Physical Reinforcement Learning
Sam Dillavou, Shruti Mishra
TL;DR
The paper tackles the challenge of energy-efficient, fault-tolerant reinforcement learning by deploying Contrastive Local Learning Networks (CLLNs), analog networks of self-adjusting resistors. It adapts Q-learning to operate on a simulated CLLN, encoding environmental states as input voltages and interpreting outputs as action-values, with updates governed by the local contrastive rule $\delta G_i = \alpha [ (\Delta V_i^F)^2 - (\Delta V_i^C)^2 ]$ and driven by a contrastive power difference $\mathcal{P}^C-\mathcal{P}^F$. Two tasks—a four-state, four-action MDP and a nine-state grid navigation task—show near-optimal performance in most trials, validating the approach.
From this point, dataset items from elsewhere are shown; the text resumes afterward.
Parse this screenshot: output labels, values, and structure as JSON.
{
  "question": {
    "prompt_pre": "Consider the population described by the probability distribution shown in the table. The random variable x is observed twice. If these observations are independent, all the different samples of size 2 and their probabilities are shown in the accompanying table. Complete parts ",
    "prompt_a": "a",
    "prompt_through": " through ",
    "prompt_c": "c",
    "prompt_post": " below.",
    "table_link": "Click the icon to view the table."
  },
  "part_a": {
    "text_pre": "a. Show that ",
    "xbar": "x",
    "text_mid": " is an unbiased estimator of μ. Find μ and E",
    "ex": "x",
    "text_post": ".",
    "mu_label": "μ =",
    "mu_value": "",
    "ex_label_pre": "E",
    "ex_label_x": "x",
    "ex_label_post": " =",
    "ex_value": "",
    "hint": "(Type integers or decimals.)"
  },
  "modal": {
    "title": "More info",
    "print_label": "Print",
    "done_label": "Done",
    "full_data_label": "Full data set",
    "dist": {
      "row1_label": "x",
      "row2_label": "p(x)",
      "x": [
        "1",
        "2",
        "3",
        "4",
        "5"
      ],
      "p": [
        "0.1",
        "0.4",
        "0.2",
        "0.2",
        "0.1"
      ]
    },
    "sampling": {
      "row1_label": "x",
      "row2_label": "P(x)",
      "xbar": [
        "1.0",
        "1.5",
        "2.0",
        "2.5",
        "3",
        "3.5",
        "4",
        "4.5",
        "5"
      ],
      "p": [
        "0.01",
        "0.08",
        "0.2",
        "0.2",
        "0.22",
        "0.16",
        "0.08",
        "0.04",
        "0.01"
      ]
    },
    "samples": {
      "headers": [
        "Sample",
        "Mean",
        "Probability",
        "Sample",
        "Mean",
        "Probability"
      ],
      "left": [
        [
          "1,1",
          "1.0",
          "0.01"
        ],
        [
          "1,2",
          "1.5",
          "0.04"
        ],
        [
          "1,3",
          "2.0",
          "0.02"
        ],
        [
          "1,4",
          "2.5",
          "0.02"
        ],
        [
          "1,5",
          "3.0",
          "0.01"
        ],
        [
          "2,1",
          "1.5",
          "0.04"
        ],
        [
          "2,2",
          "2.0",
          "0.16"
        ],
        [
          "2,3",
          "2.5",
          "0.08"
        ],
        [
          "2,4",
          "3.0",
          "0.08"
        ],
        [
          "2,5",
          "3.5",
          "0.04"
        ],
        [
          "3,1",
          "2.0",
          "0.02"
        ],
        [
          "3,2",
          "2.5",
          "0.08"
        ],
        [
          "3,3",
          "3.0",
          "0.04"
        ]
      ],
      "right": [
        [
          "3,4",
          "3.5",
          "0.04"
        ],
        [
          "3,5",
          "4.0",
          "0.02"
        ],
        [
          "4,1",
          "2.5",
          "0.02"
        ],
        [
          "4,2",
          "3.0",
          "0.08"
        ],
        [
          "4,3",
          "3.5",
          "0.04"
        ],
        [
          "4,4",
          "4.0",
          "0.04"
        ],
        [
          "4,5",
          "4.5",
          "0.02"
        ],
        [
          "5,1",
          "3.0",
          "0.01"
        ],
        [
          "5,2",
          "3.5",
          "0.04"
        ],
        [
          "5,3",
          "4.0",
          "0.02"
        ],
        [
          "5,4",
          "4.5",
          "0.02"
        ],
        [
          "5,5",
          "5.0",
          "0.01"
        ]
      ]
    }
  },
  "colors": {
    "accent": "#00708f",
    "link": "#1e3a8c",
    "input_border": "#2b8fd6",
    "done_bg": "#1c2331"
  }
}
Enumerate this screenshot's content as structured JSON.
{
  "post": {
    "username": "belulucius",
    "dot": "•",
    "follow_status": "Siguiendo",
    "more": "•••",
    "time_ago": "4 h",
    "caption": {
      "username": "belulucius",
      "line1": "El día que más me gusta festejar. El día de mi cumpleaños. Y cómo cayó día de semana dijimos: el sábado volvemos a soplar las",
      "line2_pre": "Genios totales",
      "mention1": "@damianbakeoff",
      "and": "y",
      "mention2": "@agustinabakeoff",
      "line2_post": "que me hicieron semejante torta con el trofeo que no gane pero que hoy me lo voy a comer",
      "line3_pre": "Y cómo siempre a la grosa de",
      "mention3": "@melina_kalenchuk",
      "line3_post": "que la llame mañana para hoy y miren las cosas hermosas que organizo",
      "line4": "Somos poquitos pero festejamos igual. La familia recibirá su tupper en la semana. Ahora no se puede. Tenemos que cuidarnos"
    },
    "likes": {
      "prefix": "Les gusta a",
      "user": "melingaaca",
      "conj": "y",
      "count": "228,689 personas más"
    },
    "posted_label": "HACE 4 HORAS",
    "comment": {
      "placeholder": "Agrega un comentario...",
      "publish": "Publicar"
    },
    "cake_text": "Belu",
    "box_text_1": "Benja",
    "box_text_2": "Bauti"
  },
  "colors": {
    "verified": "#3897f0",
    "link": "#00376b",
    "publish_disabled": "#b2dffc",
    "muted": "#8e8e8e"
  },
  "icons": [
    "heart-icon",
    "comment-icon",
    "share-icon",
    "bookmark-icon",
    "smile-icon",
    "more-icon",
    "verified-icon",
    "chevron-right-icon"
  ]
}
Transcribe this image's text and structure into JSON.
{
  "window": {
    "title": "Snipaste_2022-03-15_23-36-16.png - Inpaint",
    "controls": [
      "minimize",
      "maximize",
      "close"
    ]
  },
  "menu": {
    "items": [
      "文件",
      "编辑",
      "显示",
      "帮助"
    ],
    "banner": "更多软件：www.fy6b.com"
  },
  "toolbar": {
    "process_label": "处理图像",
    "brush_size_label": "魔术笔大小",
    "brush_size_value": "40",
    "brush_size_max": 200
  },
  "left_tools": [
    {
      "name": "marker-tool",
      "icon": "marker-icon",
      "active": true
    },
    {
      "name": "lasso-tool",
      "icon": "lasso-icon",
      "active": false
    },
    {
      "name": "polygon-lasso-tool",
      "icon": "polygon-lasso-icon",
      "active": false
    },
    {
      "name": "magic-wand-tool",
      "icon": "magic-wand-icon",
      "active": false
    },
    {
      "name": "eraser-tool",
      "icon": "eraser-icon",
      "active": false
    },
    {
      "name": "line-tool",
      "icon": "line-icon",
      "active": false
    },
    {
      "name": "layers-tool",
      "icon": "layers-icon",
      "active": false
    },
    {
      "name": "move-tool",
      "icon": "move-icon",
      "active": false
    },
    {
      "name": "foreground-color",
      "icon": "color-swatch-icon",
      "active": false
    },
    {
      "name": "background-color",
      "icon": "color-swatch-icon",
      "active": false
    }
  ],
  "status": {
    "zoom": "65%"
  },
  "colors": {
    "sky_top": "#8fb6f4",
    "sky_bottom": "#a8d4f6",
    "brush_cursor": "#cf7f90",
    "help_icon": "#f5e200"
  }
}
The work discusses which RL components map naturally to CLLNs (e.g., policy/value expectations) versus which require additional hardware (e.g., replay buffers or memory), and outlines how physical constraints shape learning in analog substrates. It also highlights implications for energy efficiency, robustness to damage, and opportunities to tailor learning toward hardware-friendly objectives.
Abstract
Digital computers are power-hungry and largely intolerant of damaged components, making them potentially difficult tools for energy-limited autonomous agents in uncertain environments. Recently developed Contrastive Local Learning Networks (CLLNs) - analog networks of self-adjusting nonlinear resistors - are inherently low-power and robust to physical damage, but were constructed to perform supervised learning. In this work we demonstrate success on two simple RL problems using Q-learning adapted for simulated CLLNs. Doing so makes explicit the components (beyond the network being trained) required to enact various tools in the RL toolbox, some of which (policy function and value function) are more natural in this system than others (replay buffer). We discuss assumptions such as the physical safety that digital hardware requires, CLLNs can forgo, and biological systems cannot rely on, and highlight secondary goals that are important in biology and trainable in CLLNs, but make little sense in digital computers.